Adulthood

For years and years and years I thought,

“Oh, I just can’t wait ‘til I’m grown up!”

“I’ll go wherever I want and do as I please.

I’ll sleep when I want and eat all the sweets!”

“There’ll be no one to tell me what to do!

I’ll have a big house and have my own rules.”

“I’ll play all day until I can’t stand.

I want to grow up, as fast as I can!”

Now that I’m here, in the land of adults

Being a grown up is not as I thought.

My boss is yelling,

The baby’s crying,

The banks are calling,

Oh, what do I do?

What is this eternal hell that I’ve wished upon myself?

Set me free of this cage that’s killing me inside!
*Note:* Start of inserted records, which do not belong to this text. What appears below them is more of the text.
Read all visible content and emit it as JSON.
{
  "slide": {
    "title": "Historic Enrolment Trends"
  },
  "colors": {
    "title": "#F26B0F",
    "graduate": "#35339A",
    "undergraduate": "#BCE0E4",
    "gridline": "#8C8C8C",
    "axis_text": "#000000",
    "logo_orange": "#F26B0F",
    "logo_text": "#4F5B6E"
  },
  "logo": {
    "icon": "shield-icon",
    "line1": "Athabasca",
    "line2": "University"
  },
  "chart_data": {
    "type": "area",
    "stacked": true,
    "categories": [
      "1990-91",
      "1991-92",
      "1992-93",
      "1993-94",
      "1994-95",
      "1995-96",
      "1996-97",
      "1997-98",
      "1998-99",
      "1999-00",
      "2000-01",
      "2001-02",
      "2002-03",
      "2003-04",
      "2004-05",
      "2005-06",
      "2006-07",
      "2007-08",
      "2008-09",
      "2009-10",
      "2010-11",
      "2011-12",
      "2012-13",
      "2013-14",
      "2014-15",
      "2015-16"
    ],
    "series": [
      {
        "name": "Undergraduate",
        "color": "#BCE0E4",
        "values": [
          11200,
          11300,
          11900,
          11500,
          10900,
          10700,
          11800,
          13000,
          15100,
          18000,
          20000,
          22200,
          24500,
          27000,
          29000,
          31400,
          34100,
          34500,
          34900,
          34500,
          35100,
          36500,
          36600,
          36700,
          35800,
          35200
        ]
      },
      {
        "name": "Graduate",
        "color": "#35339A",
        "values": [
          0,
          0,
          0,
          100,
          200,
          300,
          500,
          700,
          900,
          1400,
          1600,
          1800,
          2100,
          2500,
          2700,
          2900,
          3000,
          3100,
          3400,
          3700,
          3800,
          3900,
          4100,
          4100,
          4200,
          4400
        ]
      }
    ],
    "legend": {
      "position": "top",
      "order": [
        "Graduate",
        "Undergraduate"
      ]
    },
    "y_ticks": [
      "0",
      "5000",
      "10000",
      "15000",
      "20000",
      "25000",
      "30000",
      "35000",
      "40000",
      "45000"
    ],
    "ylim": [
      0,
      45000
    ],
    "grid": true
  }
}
I feel like an infant fresh out of the womb

Forced into a world of doom.

A world I do not understand.

All I can do is cry for a guiding hand.

I cry and I cry,

For now I have realized,

I spent all those years on a dream.

A dream!

A dream that’s not as it seems!

Oh mother please help me I’m lost and I’m scared!

I’m not prepared for this world out there!

What is this place, this fresh living hell?

Where are the years that rushed by me so well?

I’m sick of remembering the days!

Where I was able to play,

Play without a worry.

Where I was able to breathe!

Breathe without wasting time…

I’m sick of remembering those years,

Can’t I just live them instead?

Adulthood is not what I dreamed.

Being a grown up is not as it seemed.